Wouldn't it be cool if you could do a long run and also estimate your marathon finish at the same time?

I have a new metric for determine your marathon goal time...and it is combined with your long run training. The time it takes to run two 10-mile loops at Clinton Lake north fork trail will equate to your marathon finish time. No adjustments needed. You run two loops of Clinton Lake in 4 hours, then your marathon finish time will be 4 hours. Of course, this new metric doesn't mean shit to anyone that lives far away from the north fork Clinton Lake trail (around Clinton, IL), but if you run the trail regularly, you can now predict your marathon finish time. Here are two extreme examples: Brandon runs a 2:48 marathon and does his two loops at Clinton Lake in about 2:48. Jeff runs Clinton in about 5 hours and runs a 5 hour marathon. I haven't run two loops at Clinton for some time, but my target marathon goal is 3:20-3:25 so I need to run that time on my 20-mile trail runs at Clinton (about 1:40-1:42 per loop). Perfect long run and perfect marathon predictor all rolled into one!

Not only do you get a great workout, perfect long run, and marathon estimate...you are also on your feet for the same time you'll be running a marathon. No fast 20 milers that are done and leave you with 30-60 minutes (or longer) to complete your full marathon time. These runs simulate the actual full marathon TIME and allows your body to adjust to that demand.

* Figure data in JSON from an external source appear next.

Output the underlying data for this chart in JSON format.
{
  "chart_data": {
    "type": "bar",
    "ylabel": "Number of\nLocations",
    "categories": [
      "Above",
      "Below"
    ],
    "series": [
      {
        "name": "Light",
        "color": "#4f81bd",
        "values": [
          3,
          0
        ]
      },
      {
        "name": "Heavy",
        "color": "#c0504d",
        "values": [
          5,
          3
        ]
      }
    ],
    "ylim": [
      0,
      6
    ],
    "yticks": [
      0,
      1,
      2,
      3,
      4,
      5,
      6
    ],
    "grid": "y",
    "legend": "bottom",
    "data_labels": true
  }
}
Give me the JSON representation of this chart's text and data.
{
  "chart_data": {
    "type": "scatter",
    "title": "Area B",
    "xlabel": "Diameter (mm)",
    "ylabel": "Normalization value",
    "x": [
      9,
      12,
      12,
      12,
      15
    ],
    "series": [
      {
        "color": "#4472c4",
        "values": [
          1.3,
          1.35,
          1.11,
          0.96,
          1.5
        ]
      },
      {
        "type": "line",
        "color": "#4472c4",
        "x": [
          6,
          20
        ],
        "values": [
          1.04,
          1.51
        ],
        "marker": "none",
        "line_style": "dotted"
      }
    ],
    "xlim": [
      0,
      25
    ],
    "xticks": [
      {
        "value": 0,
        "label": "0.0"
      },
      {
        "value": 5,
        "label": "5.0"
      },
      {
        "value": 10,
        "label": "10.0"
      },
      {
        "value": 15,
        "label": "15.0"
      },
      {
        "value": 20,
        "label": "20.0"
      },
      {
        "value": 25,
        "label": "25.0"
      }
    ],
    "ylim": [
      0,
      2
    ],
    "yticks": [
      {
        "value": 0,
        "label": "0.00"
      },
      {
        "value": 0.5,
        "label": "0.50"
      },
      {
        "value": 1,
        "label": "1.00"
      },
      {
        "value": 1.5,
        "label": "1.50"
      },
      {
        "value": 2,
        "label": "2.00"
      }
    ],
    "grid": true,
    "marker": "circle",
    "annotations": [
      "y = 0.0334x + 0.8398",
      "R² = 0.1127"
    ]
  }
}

No bonking come the last few miles in the marathon. Your road marathon pace will be faster, but that pace will feel easy compared to the trails at Clinton Lake! Not many races have 66 hills in 20 miles. Your body will be strong and powerful, but the pounding will be reduced because it's trails (less impact and more variety) and you are going slower.

After Howl at the Moon ultra this weekend, I plan on doing regular 20-mile long runs at Clinton Lake to get ready for three fall ultras: Evergreen Lake 32 miler, Farmdale 30 miler, and McNotAgain 30 miler. I may even throw in a fall marathon to test out my new hypothesis!

3 comments:

ed said...

I wish that was true! I typically run sub 4 hours for the 1st 2 laps of the Clinton Lake 30 miler, but there's no way I could run a sub 4 marathon & maybe not even a sub 5. Of course I'd run those laps slower in training than on a race day.

Hey, I heard the RD was vacating the position at Clinton Lake . . . have you ever thought about getting back into it?

Good Luck at Howl -- looking forward to hearing all about it.

jeff said...

Chris, I promise I did not tell Ed to say that.

jeff

Chris Ⓥ said...

Ed (and Jeff):

Yes indeed, looks like Clinton is looking for a new RD. I'm not up for it now. Might change my mind. Who knows.

Ed-If you were "just training" at Clinton for 2 loops you'd run slower. It might be close to a marathon time. Or at least what you are CAPABLE of running.